I was born in 1995, the same year the installation was created. Growing up, I’ve heard many other names—Joanna Demafelis was found hidden in her employer’s apartment freezer in 2019, Jeanelyn Villavende’s autopsy report in 2019 says she died from “acute failure of heart and respiration as a result of shock and multiple injuries in the vascular nervous system”, Jullebee Ranara was found dead in the desert in 2023 and her body burned in an apparent attempt to conceal the crime, all of which happened in Kuwait. And of course, how can I forget Mary Jane Veloso for her near-execution in Indonesia after being trafficked into a drug case way back in 2010. Among the names I mentioned, only Veloso was able to come home—alive—to the Philippines after nearly fifteen years on death row. She is now serving a life sentence in a Philippine prison with ongoing legal efforts underway to secure her release or clemency. Seen against their stories, the Filipina DH installation reads less as a static arrangement of domestic objects than as a sculptural archive where fossilized tools of care labor bear witness to the enduring precarity shaping migrant women’s lives.

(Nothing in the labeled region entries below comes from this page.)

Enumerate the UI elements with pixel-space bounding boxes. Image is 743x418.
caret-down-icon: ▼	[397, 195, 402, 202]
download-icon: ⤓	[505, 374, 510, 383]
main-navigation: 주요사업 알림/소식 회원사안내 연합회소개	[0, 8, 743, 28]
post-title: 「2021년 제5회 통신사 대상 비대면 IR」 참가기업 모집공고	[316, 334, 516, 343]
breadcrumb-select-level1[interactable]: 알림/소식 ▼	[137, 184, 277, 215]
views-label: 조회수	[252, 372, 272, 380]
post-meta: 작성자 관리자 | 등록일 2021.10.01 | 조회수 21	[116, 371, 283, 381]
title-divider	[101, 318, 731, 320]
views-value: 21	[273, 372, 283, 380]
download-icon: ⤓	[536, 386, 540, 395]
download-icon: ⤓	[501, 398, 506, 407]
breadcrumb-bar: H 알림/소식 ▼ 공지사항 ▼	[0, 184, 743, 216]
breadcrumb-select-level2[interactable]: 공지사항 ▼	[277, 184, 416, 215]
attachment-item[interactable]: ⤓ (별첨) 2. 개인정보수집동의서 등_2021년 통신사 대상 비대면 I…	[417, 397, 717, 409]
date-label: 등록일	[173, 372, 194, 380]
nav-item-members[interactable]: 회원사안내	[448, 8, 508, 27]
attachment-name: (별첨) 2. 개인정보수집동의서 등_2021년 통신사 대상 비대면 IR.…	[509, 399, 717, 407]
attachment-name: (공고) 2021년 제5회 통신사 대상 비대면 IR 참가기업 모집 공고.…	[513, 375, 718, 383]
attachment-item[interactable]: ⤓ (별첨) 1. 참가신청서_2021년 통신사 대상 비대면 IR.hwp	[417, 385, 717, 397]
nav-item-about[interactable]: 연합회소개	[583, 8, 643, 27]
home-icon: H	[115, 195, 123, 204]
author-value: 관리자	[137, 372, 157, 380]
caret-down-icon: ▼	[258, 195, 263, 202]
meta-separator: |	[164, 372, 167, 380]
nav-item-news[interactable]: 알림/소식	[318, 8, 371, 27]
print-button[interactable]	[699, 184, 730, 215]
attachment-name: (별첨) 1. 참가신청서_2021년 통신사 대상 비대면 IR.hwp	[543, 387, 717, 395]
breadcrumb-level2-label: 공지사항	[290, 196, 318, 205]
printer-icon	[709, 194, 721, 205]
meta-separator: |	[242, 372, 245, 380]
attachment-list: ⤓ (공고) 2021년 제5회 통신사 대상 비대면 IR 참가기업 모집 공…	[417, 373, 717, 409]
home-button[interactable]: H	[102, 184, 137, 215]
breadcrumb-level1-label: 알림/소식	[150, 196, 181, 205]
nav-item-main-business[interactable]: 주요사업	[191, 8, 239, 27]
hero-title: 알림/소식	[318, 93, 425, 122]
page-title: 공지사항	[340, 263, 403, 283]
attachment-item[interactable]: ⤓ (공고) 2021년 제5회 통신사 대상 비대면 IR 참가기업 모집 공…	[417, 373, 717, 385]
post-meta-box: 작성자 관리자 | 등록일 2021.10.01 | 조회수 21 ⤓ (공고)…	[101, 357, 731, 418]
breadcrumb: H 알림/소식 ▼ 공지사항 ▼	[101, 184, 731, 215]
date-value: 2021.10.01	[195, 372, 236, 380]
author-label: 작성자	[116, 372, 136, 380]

IMELDA CAJIPE ENDAYA, Bay-i sa Ikalimang Dantaon (triptych), 2021-2022,acrylic and fiber textures on canvas

The installation travelled across the globe since the late 90s, and so its homecoming in Kahapon Muli Bukas refracts the cycles of departure and return that structure migrant labor itself. The work, like the women it remembers, carries the marks of distance and absence.

In its current iteration, members of KASIBULAN contribute their own used luggage, arranged in a diagonal line that cuts through the gallery space. Some of these luggage belong to women who were migrant workers themselves. Surrounding them are reproductions of personal belongings—letters, devotional items, household tools—staged in ways that foreground their mundanity and intimacy. This act collapses labor, faith, and longing into a single domestic tableau. The installation thus expands from individual testimony into collective memory. The personal is political.

IMELDA CAJIPE, Blouse of Dignity, 1995, Found Objects on Plaster Bonded Textile

Elsewhere in the installation, a wall of white aprons serves as a projection surface for images of migrant domestic workers caught in moments where they are found outside their sites of labor, briefly enjoying a respite in foreign landscapes. But their faces are obscured, denying full identification. While the gesture protects their privacy, it also underscores a deeper condition of invisibility. Against the physical presence of the plastered objects and personal items, the installation stages migration as a tension between visibility and erasure where labor circulates globally while the individuals who perform it remain only partially present in spaces where their bodies would have been a source of maternal care.

IMELDA CAJIPE, Padugo 1521, 2021, Acrylic Sinamany and Impasto on Canvas

While the exhibition also shows Endaya’s recent works, I can’t help but anchor my engagement with Kahapon Muli Bukas with Filipina DH. Yesterday. Again. Tomorrow. The stories of Filipina migrant workers repeat generations. The names change—first were Flor Contemplacion and Sarah Balabagan, and then Joanna Demafelis, Jeanelyn Villavende, Jullebee Ranara, and Mary Jane Veloso—but the structural conditions persist. Yesterday’s crisis becomes tomorrow’s headline. The installation’s homecoming refracts how the unresolved histories resurface, asking to be reconsidered rather than archived. It refuses closure. The plastered objects, anonymous figures, and labor migration narratives do not belong to a finished past. They remain active conditions shaping the present. If yesterday keeps becoming tomorrow, what has actually changed?